Con l’approvazione del divorzio breve il nostro Paese ha fatto un altro passo avanti verso una condizione più matura di civiltà giuridica e sociale. Tempi più brevi e procedure semplificate significano meno conflittualità tra i coniugi e meno complicazioni per chi già vive un momento delicato.
Quali altre semplificazioni sono previste per separazione e divorzio?
Riguardo al procedimento in materia di divorzio e di separazione, sono adottate altre misure acceleratorie, in particolare la negoziazione assistita e gli accordi di separazione e divorzio davanti al sindaco.

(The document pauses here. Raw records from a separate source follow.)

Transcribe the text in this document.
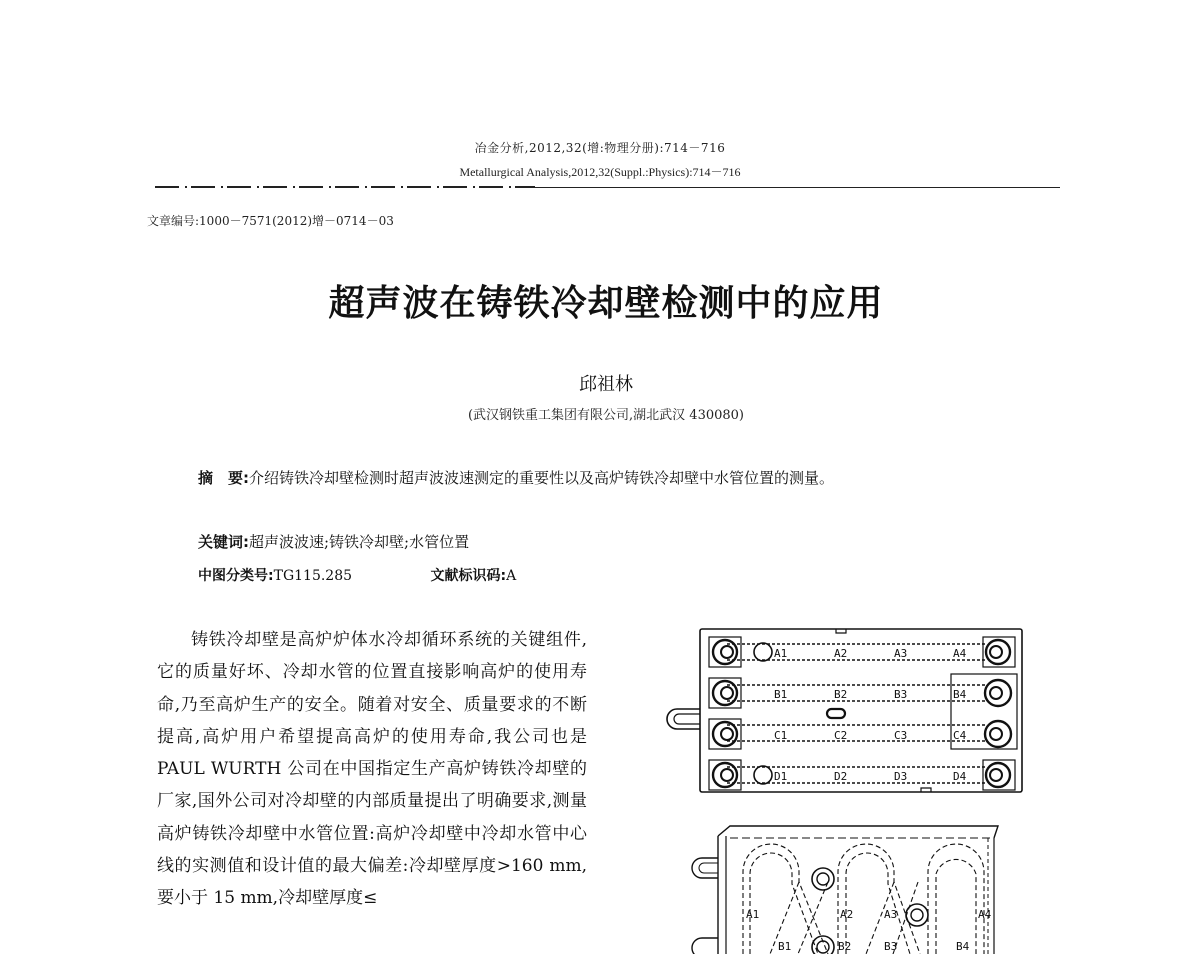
冶金分析,2012,32(增:物理分册):714－716
Metallurgical Analysis,2012,32(Suppl.:Physics):714－716
文章编号:1000－7571(2012)增－0714－03
超声波在铸铁冷却壁检测中的应用
邱祖林
(武汉钢铁重工集团有限公司,湖北武汉 430080)
摘　要:介绍铸铁冷却壁检测时超声波波速测定的重要性以及高炉铸铁冷却壁中水管位置的测量。
关键词:超声波波速;铸铁冷却壁;水管位置
中图分类号:TG115.285	文献标识码:A

铸铁冷却壁是高炉炉体水冷却循环系统的关键组件,它的质量好坏、冷却水管的位置直接影响高炉的使用寿命,乃至高炉生产的安全。随着对安全、质量要求的不断提高,高炉用户希望提高高炉的使用寿命,我公司也是 PAUL WURTH 公司在中国指定生产高炉铸铁冷却壁的厂家,国外公司对冷却壁的内部质量提出了明确要求,测量高炉铸铁冷却壁中水管位置:高炉冷却壁中冷却水管中心线的实测值和设计值的最大偏差:冷却壁厚度>160 mm,要小于 15 mm,冷却壁厚度≤

A1	A2	A3	A4
B1	B2	B3	B4
C1	C2	C3	C4
D1	D2	D3	D4
A1	A2	A3	A4
B1	B2	B3	B4
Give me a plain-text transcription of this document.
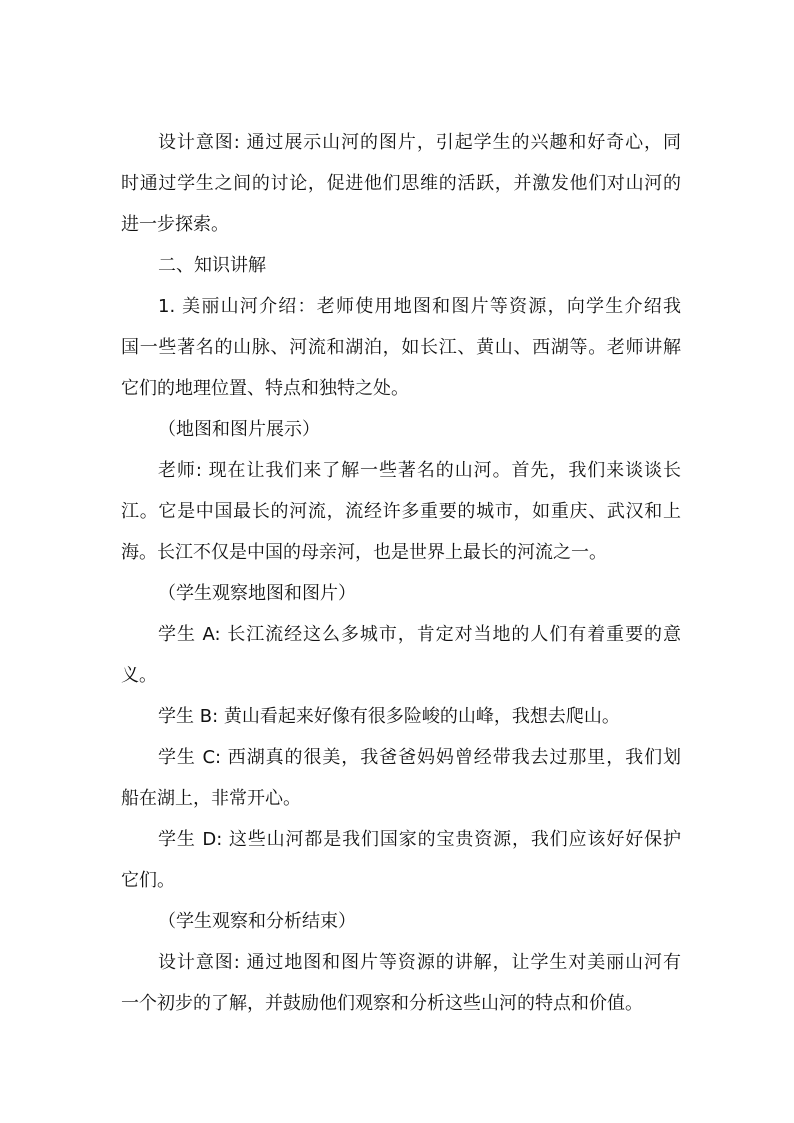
设计意图: 通过展示山河的图片，引起学生的兴趣和好奇心，同
时通过学生之间的讨论，促进他们思维的活跃，并激发他们对山河的
进一步探索。
二、知识讲解
1. 美丽山河介绍：老师使用地图和图片等资源，向学生介绍我
国一些著名的山脉、河流和湖泊，如长江、黄山、西湖等。老师讲解
它们的地理位置、特点和独特之处。
（地图和图片展示）
老师: 现在让我们来了解一些著名的山河。首先，我们来谈谈长
江。它是中国最长的河流，流经许多重要的城市，如重庆、武汉和上
海。长江不仅是中国的母亲河，也是世界上最长的河流之一。
（学生观察地图和图片）
学生 A: 长江流经这么多城市，肯定对当地的人们有着重要的意
义。
学生 B: 黄山看起来好像有很多险峻的山峰，我想去爬山。
学生 C: 西湖真的很美，我爸爸妈妈曾经带我去过那里，我们划
船在湖上，非常开心。
学生 D: 这些山河都是我们国家的宝贵资源，我们应该好好保护
它们。
（学生观察和分析结束）
设计意图: 通过地图和图片等资源的讲解，让学生对美丽山河有
一个初步的了解，并鼓励他们观察和分析这些山河的特点和价值。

In particolare, il decreto-legge n. 132 del 2014, convertito dalla legge n. 162 del 2014, prevede due modalità che semplificano i procedimenti di separazione e scioglimento degli effetti del matrimonio, ovvero le condizioni di separazione o di divorzio, entrambi adottabili solo in presenza di accordo tra i coniugi. Il primo (art. 6) prevede il ricorso ad una particolare forma di negoziazione assistita da avvocati, consentito anche in presenza di figli minori o di figli maggiorenni incapaci, portatori di handicap grave o economicamente non autosufficienti. In tal caso il pubblico ministero presso il tribunale competente, cui l'accordo deve essere trasmesso entro 10 giorni, autorizza l'accordo raggiunto solo in quanto rispondente all'interesse dei figli. Analogo passaggio giudiziale è innestato nel procedimento di negoziazione in assenza di figli minori. Anche qui si è prevista la necessità di trasmissione dell'accordo al Pubblico Ministero presso il tribunale competente per un controllo di regolarità; spetta allo stesso PM il rilascio del nullaosta all’accordo. La convenzione, obbligatoriamente assistita da un avvocato per parte, produce gli effetti dei provvedimenti giudiziali che definiscono gli analoghi procedimenti.
Oltre che davanti ad avvocati, viene, inoltre, garantita la possibilità di concludere dinanzi al sindaco analogo accordo di separazione o di scioglimento del matrimonio o di cessazione degli effetti civili (art. 12). La procedura non è possibile in presenza di figli minori, di figli maggiorenni incapaci o portatori di handicap grave. Con esclusione dell'accordo riguardante la modifica delle condizioni di separazione e divorzio, un ulteriore adempimento procedurale è disposto per la conferma dell'accordo: il sindaco, infatti, dovrà invitare in tali casi i coniugi a comparire davanti a sé non prima dei successivi 30 giorni per la conferma dell'accordo.